Avait-il raison, l’enfant d’Andersen ? Avait-il raison, Emmanuel Macron, de dire la nudité du roi en constatant, dans les colonnes de l’Economist, la « mort cérébrale » de l’Otan avant d’ajouter que la règle du plafonnement des déficits publics à 3% du PIB appartenait à « un autre siècle » ?

« Intempestif », a jugé Mme Merkel mais si la chancelière pouvait trouver « radicaux » les termes du président de la République, y a-t-il de trop radicales vérités ? Car, enfin, lorsque le Traité de l’Atlantique Nord a été signé, le rideau de fer tombait au milieu de l’Europe alors que nous venons, vendredi, de fêter les trente ans de la chute du mur. En 1949, l’URSS, ses chars et le développement de son arsenal nucléaire constituaient une menace pour l’Europe occidentale alors qu’il n’y a plus d’Union soviétique depuis 1991 et que la Russie a perdu l’Ukraine en plus de l’Europe centrale.

Sans Alliance atlantique, les démocraties européennes n’auraient été, il y a soixante-dix ans, que des proies impuissantes. Les Etats-Unis ne voulaient alors pas les abandonner à l’URSS mais, en 2016, avant même d’être élu, M. Trump a mis en doute l’automaticité du parapluie américain et n’a jamais perdu, depuis, l’occasion de nous signifier que notre sécurité n’était pas son problème mais le nôtre.

Donald Trump ne fait que répéter là ce que Barack Obama nous avait déjà dit à mi-voix. Force est d’admettre que ce n’est pas faux et à l’heure où l’armée turque, deuxième armée de l’Otan, s’équipe en Russie avant de marcher contre les combattants kurdes qui avaient défait Daesh, on doit s’interroger sur l’état de santé d’une alliance dont les Etats-Unis ne voient plus bien la nécessité alors que la Chine les préoccupe autrement plus que l’Europe et le Proche-Orient.

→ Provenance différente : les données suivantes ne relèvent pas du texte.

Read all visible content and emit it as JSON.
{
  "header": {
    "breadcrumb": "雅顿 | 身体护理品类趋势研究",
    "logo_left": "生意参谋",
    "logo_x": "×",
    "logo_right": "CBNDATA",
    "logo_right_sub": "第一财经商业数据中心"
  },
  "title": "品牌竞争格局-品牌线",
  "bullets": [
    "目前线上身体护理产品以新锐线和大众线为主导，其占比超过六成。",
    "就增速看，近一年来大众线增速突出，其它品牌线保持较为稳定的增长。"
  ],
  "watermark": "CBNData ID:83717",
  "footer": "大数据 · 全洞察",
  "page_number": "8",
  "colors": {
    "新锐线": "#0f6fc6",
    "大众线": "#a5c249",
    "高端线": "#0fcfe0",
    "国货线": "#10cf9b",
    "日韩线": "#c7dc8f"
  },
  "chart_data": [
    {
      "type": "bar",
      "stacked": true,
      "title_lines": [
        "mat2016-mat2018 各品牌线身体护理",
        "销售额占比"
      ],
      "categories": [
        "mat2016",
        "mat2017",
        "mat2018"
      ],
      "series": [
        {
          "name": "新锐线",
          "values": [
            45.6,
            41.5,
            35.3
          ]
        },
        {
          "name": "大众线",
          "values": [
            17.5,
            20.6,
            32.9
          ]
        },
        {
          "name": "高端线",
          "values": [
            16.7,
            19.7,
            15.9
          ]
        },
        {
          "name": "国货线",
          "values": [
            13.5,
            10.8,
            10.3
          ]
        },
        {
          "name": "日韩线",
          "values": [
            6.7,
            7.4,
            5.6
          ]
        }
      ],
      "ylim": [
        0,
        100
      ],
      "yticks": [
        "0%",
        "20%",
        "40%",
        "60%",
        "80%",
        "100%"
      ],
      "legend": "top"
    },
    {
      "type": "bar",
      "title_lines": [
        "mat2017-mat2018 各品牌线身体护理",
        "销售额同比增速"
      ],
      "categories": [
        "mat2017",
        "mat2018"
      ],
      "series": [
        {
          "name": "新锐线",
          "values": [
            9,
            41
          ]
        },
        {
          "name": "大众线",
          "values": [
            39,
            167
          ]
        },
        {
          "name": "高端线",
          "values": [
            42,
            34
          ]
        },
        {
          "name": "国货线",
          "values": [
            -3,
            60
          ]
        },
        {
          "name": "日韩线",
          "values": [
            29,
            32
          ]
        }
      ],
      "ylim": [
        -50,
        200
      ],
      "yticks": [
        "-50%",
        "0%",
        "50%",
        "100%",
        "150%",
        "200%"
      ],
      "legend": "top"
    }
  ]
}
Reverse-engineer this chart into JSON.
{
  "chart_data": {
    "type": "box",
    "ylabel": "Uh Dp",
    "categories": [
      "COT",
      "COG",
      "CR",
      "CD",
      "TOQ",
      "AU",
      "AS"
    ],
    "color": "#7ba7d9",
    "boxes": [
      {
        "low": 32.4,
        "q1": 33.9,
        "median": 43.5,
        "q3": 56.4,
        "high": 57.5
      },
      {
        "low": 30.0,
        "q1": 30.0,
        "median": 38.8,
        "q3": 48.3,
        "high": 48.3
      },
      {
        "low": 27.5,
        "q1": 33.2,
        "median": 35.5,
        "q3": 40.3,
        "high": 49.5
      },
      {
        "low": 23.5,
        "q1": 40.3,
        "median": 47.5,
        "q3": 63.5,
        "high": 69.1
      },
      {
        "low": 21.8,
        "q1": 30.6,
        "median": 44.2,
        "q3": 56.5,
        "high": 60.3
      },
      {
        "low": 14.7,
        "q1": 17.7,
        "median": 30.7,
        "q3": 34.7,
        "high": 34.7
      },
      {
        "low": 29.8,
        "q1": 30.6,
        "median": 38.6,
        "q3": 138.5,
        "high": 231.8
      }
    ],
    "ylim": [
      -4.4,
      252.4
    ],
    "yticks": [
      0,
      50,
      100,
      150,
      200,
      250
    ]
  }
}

Quelque inquiétude que suscite le vide de cet entre-deux, quelque chagrin qu’en conçoive Mme Merkel, l’Otan est nue et les critères de convergence ne sont pas moins obsolètes. En France même, cette deuxième vérité a fait grogner mais, face aux défis actuels, de quoi avons-nous le plus besoin ? D’économiser ou d’investir ? De relancer nos économies ou d’équilibrer nos budgets ? D’attendre que les taux remontent ou de profiter de la possibilité d’emprunter pour à peu près rien ?  

Chacun connait la réponse. L’orthodoxie est aussi nue que l’Otan mais toute vérité, demande la chancelière, est-elle bonne à dire ?

Eh bien oui, Mme Merkel, en l’occurrence oui, trois fois oui, car imaginons qu’Emmanuel Macron se soit contenté de déclarer, plus poliment, que l’Europe devait plus investir et prendre sa sécurité en mains. Qui l’aurait alors entendu ? Qui aurait compris que la France mettait ses partenaires en demeure de répondre, maintenant et non pas un jour lointain, aux questions qu’elle leur pose parce qu’elles se posent à nous tous, et d’urgence.

Très perceptible au Parlement, il y a désormais un consensus dans l’Union sur la nécessité de jeter les bases d’une Défense commune, d’investir dans les industries d’avenir et d’affirmer l’Europe en acteur de la scène internationale. C’est nouveau. C’est heureux mais avons-nous la possibilité d’attendre encore un seul jour pour passer du consensus à l’action ?

Nous ne l’avons pas car c’est dès aujourd’hui qu’il nous faudrait être assez forts pour garantir la stabilité du continent Europe, nous engager dans un co-développement avec les rives sud de la Méditerranée et nous placer à l’avant-garde de la transition énergétique et de la nouvelle révolution industrielle, celle de l’intelligence artificielle, que nous ne pouvons pas rater comme, hier, les tournants du numérique et d’internet.

Le roi est nu. Il faut le rhabiller, entièrement et tout de suite.